It seems that the three-headed alliance of Renault, Nissan, and Mitsubishi is keen to put its recent difficulties in the rearview mirror.
Overnight, the triple made a grand announcement detailing a significant investment to be made over the next five years, and the plan to reveal a staggering 35 new electric vehicles across the three brands by 2030.
Between now and 2027, the trio is set to spend €23 billion on the development of five new electrified platforms, which will be used across each brand’s products. They also plan to ramp up the use of shared powertrains from the current 60 per cent to 80 per cent.

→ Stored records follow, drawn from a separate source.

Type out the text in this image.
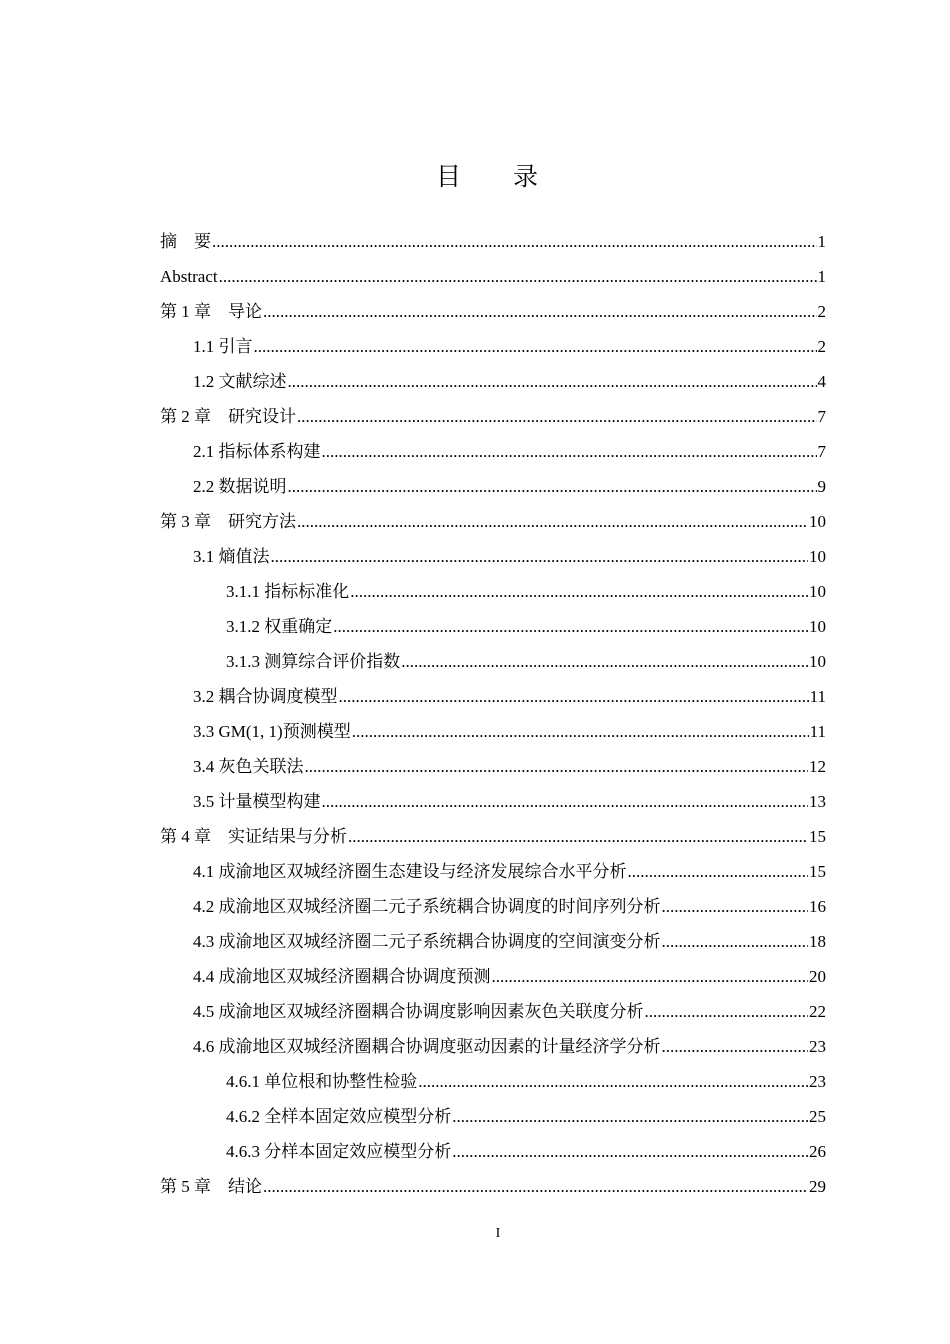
目 录
摘　要 .....	1
Abstract .....	1
第 1 章　导论 .....	2
1.1 引言 .....	2
1.2 文献综述 .....	4
第 2 章　研究设计 .....	7
2.1 指标体系构建 .....	7
2.2 数据说明 .....	9
第 3 章　研究方法 .....	10
3.1 熵值法 .....	10
3.1.1 指标标准化 .....	10
3.1.2 权重确定 .....	10
3.1.3 测算综合评价指数 .....	10
3.2 耦合协调度模型 .....	11
3.3 GM(1, 1)预测模型 .....	11
3.4 灰色关联法 .....	12
3.5 计量模型构建 .....	13
第 4 章　实证结果与分析 .....	15
4.1 成渝地区双城经济圈生态建设与经济发展综合水平分析 .....	15
4.2 成渝地区双城经济圈二元子系统耦合协调度的时间序列分析 .....	16
4.3 成渝地区双城经济圈二元子系统耦合协调度的空间演变分析 .....	18
4.4 成渝地区双城经济圈耦合协调度预测 .....	20
4.5 成渝地区双城经济圈耦合协调度影响因素灰色关联度分析 .....	22
4.6 成渝地区双城经济圈耦合协调度驱动因素的计量经济学分析 .....	23
4.6.1 单位根和协整性检验 .....	23
4.6.2 全样本固定效应模型分析 .....	25
4.6.3 分样本固定效应模型分析 .....	26
第 5 章　结论 .....	29
I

Those yearning for the days of bespoke motoring, who loathe the idea of shared platforms, will be a little pleased to learn that these new platforms will only account for 90 per cent of the 35 electric vehicles in the pipeline. There’s still a chance for some brand-specific models to seep into showrooms.
Breaking things down a touch, Nissan has been charged (see what I did there) with the duty of developing solid-state batteries for the three brands to share.

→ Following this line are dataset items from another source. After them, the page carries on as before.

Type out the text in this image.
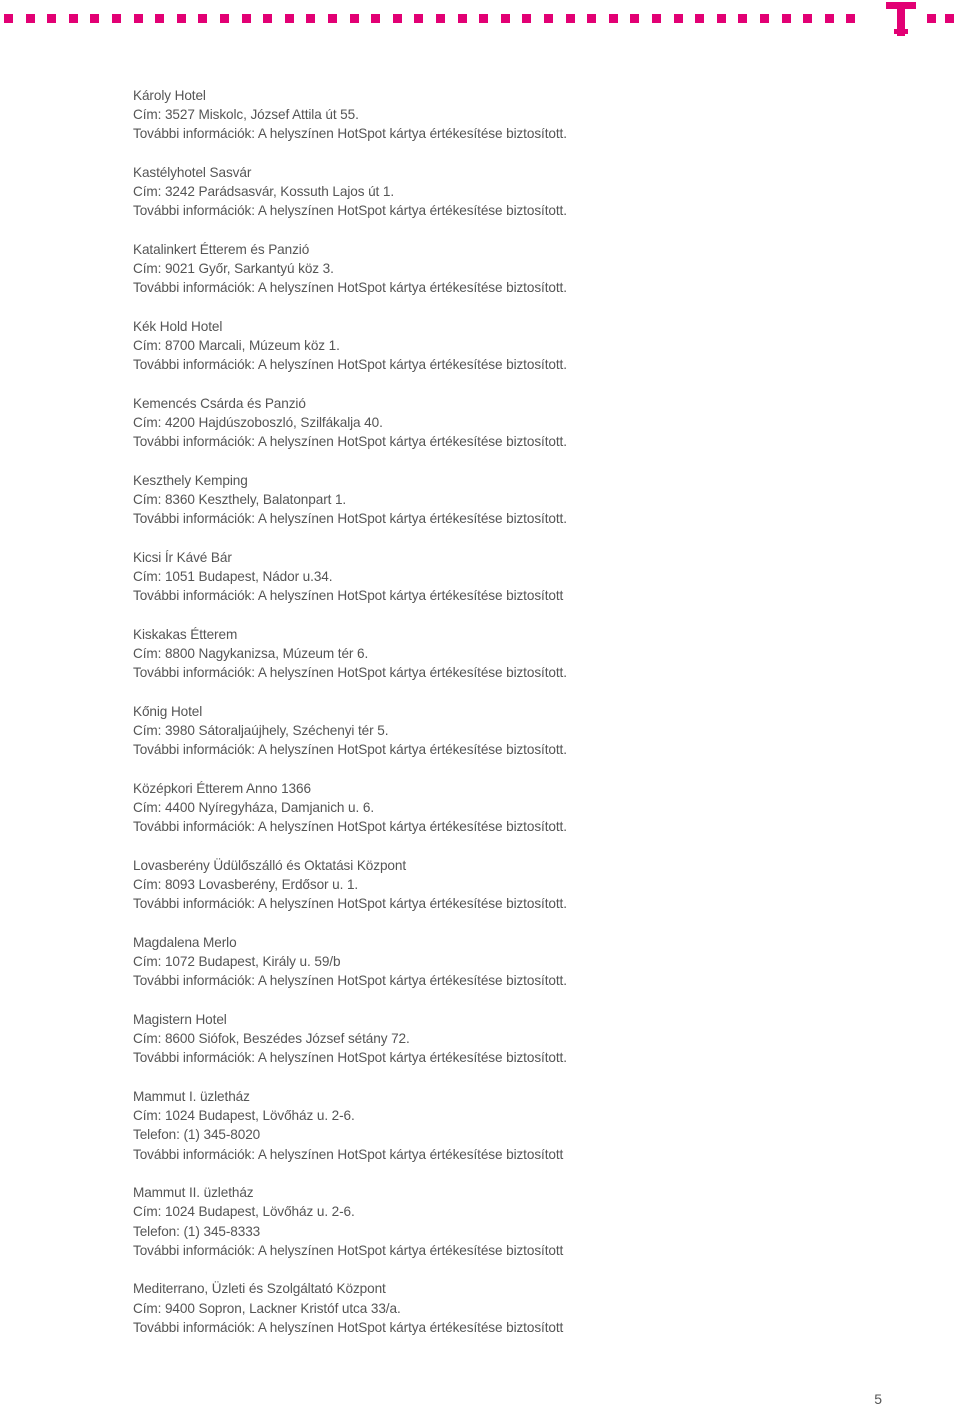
Károly Hotel
Cím: 3527 Miskolc, József Attila út 55.
További információk: A helyszínen HotSpot kártya értékesítése biztosított.
Kastélyhotel Sasvár
Cím: 3242 Parádsasvár, Kossuth Lajos út 1.
További információk: A helyszínen HotSpot kártya értékesítése biztosított.
Katalinkert Étterem és Panzió
Cím: 9021 Győr, Sarkantyú köz 3.
További információk: A helyszínen HotSpot kártya értékesítése biztosított.
Kék Hold Hotel
Cím: 8700 Marcali, Múzeum köz 1.
További információk: A helyszínen HotSpot kártya értékesítése biztosított.
Kemencés Csárda és Panzió
Cím: 4200 Hajdúszoboszló, Szilfákalja 40.
További információk: A helyszínen HotSpot kártya értékesítése biztosított.
Keszthely Kemping
Cím: 8360 Keszthely, Balatonpart 1.
További információk: A helyszínen HotSpot kártya értékesítése biztosított.
Kicsi Ír Kávé Bár
Cím: 1051 Budapest, Nádor u.34.
További információk: A helyszínen HotSpot kártya értékesítése biztosított
Kiskakas Étterem
Cím: 8800 Nagykanizsa, Múzeum tér 6.
További információk: A helyszínen HotSpot kártya értékesítése biztosított.
Kőnig Hotel
Cím: 3980 Sátoraljaújhely, Széchenyi tér 5.
További információk: A helyszínen HotSpot kártya értékesítése biztosított.
Középkori Étterem Anno 1366
Cím: 4400 Nyíregyháza, Damjanich u. 6.
További információk: A helyszínen HotSpot kártya értékesítése biztosított.
Lovasberény Üdülőszálló és Oktatási Központ
Cím: 8093 Lovasberény, Erdősor u. 1.
További információk: A helyszínen HotSpot kártya értékesítése biztosított.
Magdalena Merlo
Cím: 1072 Budapest, Király u. 59/b
További információk: A helyszínen HotSpot kártya értékesítése biztosított.
Magistern Hotel
Cím: 8600 Siófok, Beszédes József sétány 72.
További információk: A helyszínen HotSpot kártya értékesítése biztosított.
Mammut I. üzletház
Cím: 1024 Budapest, Lövőház u. 2-6.
Telefon: (1) 345-8020
További információk: A helyszínen HotSpot kártya értékesítése biztosított
Mammut II. üzletház
Cím: 1024 Budapest, Lövőház u. 2-6.
Telefon: (1) 345-8333
További információk: A helyszínen HotSpot kártya értékesítése biztosított
Mediterrano, Üzleti és Szolgáltató Központ
Cím: 9400 Sopron, Lackner Kristóf utca 33/a.
További információk: A helyszínen HotSpot kártya értékesítése biztosított
5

Renault, meanwhile, will work on developing a “common centralized electrical and electronic architecture”, with the brands boasting that they will soon be “the first mass-market OEM to introduce the Google ecosystem in its cars”.
The five platforms have been Christened the CMF-AEV, the Kei-EV, the LCV-EV, the CMF-BEV, and the CMF-EV. The CMF-AEV and Kei-EV platforms will be used for micro electric vehicles, while the LCV-EV platform will be the go-to for commercial vehicles.
The bulk of the sedans, hatchbacks, and SUVs in the pipeline for Nissan, Mitsubishi, and Renault will be built on the CMF-BEV and CMF-EV platforms. The latter already has a few projects on its roster, in the form of the Nissan Ariya and Renault Megane E-Tech.
The one-hour press event included confirmation of a series of new models. An all-new Mitsubishi ASX is finally on the way to replace the current antiquated model. The next-generation Nissan Micra is set to be a pure EV, with no ICE variant.
Renault, meanwhile, is expected to kick off production of its retro-flavoured Renault 5 EV towards the end of this year. It’s also developing a seven-seater EV SUV at the minute, and another SUV called the 4ever.
Nissan had already recently pledged to release 15 new EVs by the end of the decade, simultaneously releasing a quartet of concepts during the November 2021 announcement. These included a compact crossover that many have tipped to represent the next-gen Nissan Leaf.